Nach dem Fund der Sprengstoff-Drohne neben ukrainischen Antonows haben die Ermittler in Leipzig DNA-Spuren entdeckt. Wie mehrere Medien berichten, deutet einiges auf einen Zusammenhang mit einem Fall 2024 hin.
In der Nacht auf den 5. August 2026 hätte es am Flughafen Leipzig/Halle beinah eine Katastrophe gegeben, weil eine mit Sprengstoff und einem Zünder präparierte Drohne in der Nähe einer Frachtmaschine der ukrainischen Antonov Airlines aufgetaucht war. An Bord des Flugzeugs soll Munition für die Ukraine gewesen sein.
Neuen Erkenntnissen zufolge - über die Die Zeit berichtet - zeigen Bilder einer Überwachungskamera, dass die Drohne gegen 19 Uhr 30 gezielt gegen das ukrainisches Frachtflugzeug geflogen und auf dessen Tragfläche eingeschlagen war. Das mit Semtex bestückte Flugobjekt sei aber nicht direkt explodiert, sondern von der Antonow abgeprallt und zu Boden gefallen. Offenbar hatte sich der Sprengstoff von der Drohne gelöst. Nach Angaben von Bild war die Drohne in der Nähe des Treibstofftanks des Flugzeugs gegen die Antonow geprallt.
Entdeckt hat die Drohne am späten Abend kein Sicherheitssystem, sondern einem Busfahrer des Flughafens war das gefährliche Gerät laut Bericht vier Stunden nach dem Aufprall aufgefallen. Er trat mit dem Fuß auf das Flugobjekt. Der Sprengstoff lag offenbar etwas weiter entfernt.
DNA-Spur an der Drohne führt offenbar nach Litauen
Fünf Tage nach dem Vorfall am Flughafen Leipzig melden Bild und Zeit, dass die Ermittlungsteams an der nicht explodierten Drohne DNA-Spuren sichergestellt haben. Zwar ist noch keine einzelne Person identifiziert, doch es gab laut Bild einen Treffer in der europäischen DNA-Datenbank - und die Spur führt offenbar nach Litauen.
Zudem soll die jetzt gesicherte DNA mit der von einem Brandanschlag am 20. Juli 2024 gegen das DHL-Logistikzentrum am Flughafen Leipzig übereinstimmen. Die Paketbombe explodierte damals am Boden und nicht an Bord der Flugzeugs in der Luft, nur weil die Frachtmaschine der DHL Verspätung hatte.
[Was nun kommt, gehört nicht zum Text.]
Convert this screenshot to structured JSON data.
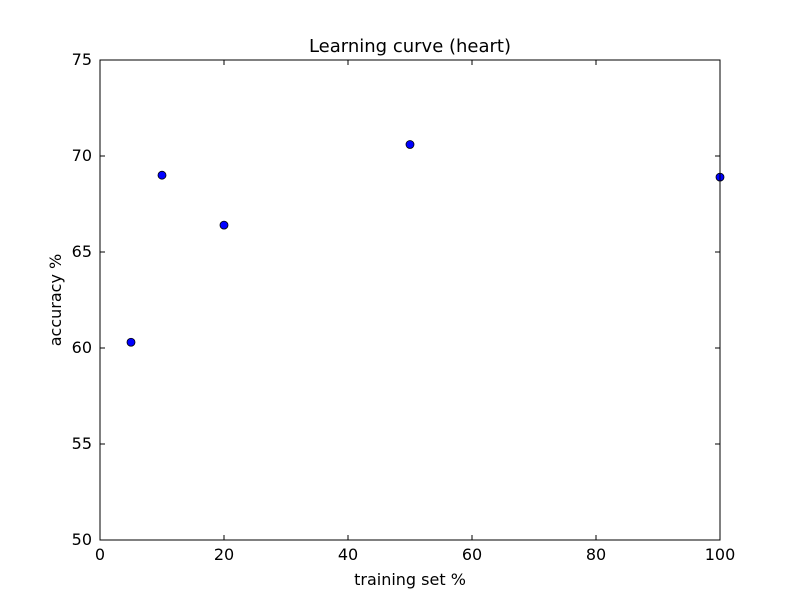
{
  "chart_data": {
    "type": "scatter",
    "title": "Learning curve (heart)",
    "xlabel": "training set %",
    "ylabel": "accuracy %",
    "xlim": [
      0,
      100
    ],
    "ylim": [
      50,
      75
    ],
    "xticks": [
      0,
      20,
      40,
      60,
      80,
      100
    ],
    "yticks": [
      50,
      55,
      60,
      65,
      70,
      75
    ],
    "grid": false,
    "series": [
      {
        "color": "#0000ff",
        "points": [
          {
            "x": 5,
            "y": 60.3
          },
          {
            "x": 10,
            "y": 69.0
          },
          {
            "x": 20,
            "y": 66.4
          },
          {
            "x": 50,
            "y": 70.6
          },
          {
            "x": 100,
            "y": 68.9
          }
        ]
      }
    ]
  }
}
Mehrere Verdächtige stehen seit dem Frühjahr auch wegen der Paketbombe von 2024 in Leipzig im litauischen Vilnius vor Gericht. Der Vorwurf lautet "Terrorismus und Sabotage im Auftrag einer fremden Macht". Die Staatsanwaltschaft in Litauen erklärte, die Straftaten mit selbstgebastelten Sprengsätzen seien "von Bürgern der Russischen Föderation organisiert und koordiniert worden, die mit den militärischen Geheimdiensten der Russischen Föderation in Verbindung stehen".
Die Angeklagten sollen Paketbomben über Frachtdienste wie DHL und DDP quer durch Europa geschickt haben. Angriffsziele waren laut litauischen Behörden Deutschland, Polen und Großbritannien. Auch die EU-Justizbehörde Eurojust in Den Haag sieht Russlands Militärgeheimdienst GRU hinter der Anschlagsserie im Jahr 2024.
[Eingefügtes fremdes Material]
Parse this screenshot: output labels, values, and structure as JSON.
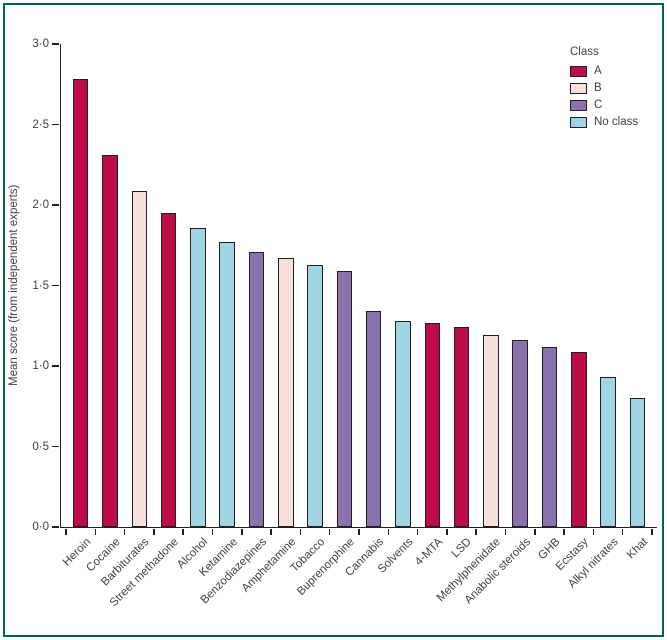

Die Bundesanwaltschaft ermittelt nach dem Drohnenfund in Leipzig wegen des Verdachts des versuchten Herbeiführens einer Sprengstoffexplosion und eines gefährlichen Eingriffs in den Luftverkehr. Bundeskanzler Friedrich Merz hat bisher jeden Hinweis auf eine mögliche Verantwortung Russlands hinter dem Drohnen-Vorfall vermieden. Innenminister Alexander Dobrindt sprach bei seinem Besuch in Leipzig lediglich von der möglichen Beteiligung "fremder Mächte".
Der Kreml bestreitet jegliche Verwicklung Russlands in den Drohnen-Angriff von Leipzig. Die russische Botschaft in Berlin sprach auf Telegram von einer "gegen Moskau gerichtete Provokation" und warnte vor einer "neuen Welle antirussischer Hysterie in Deutschland".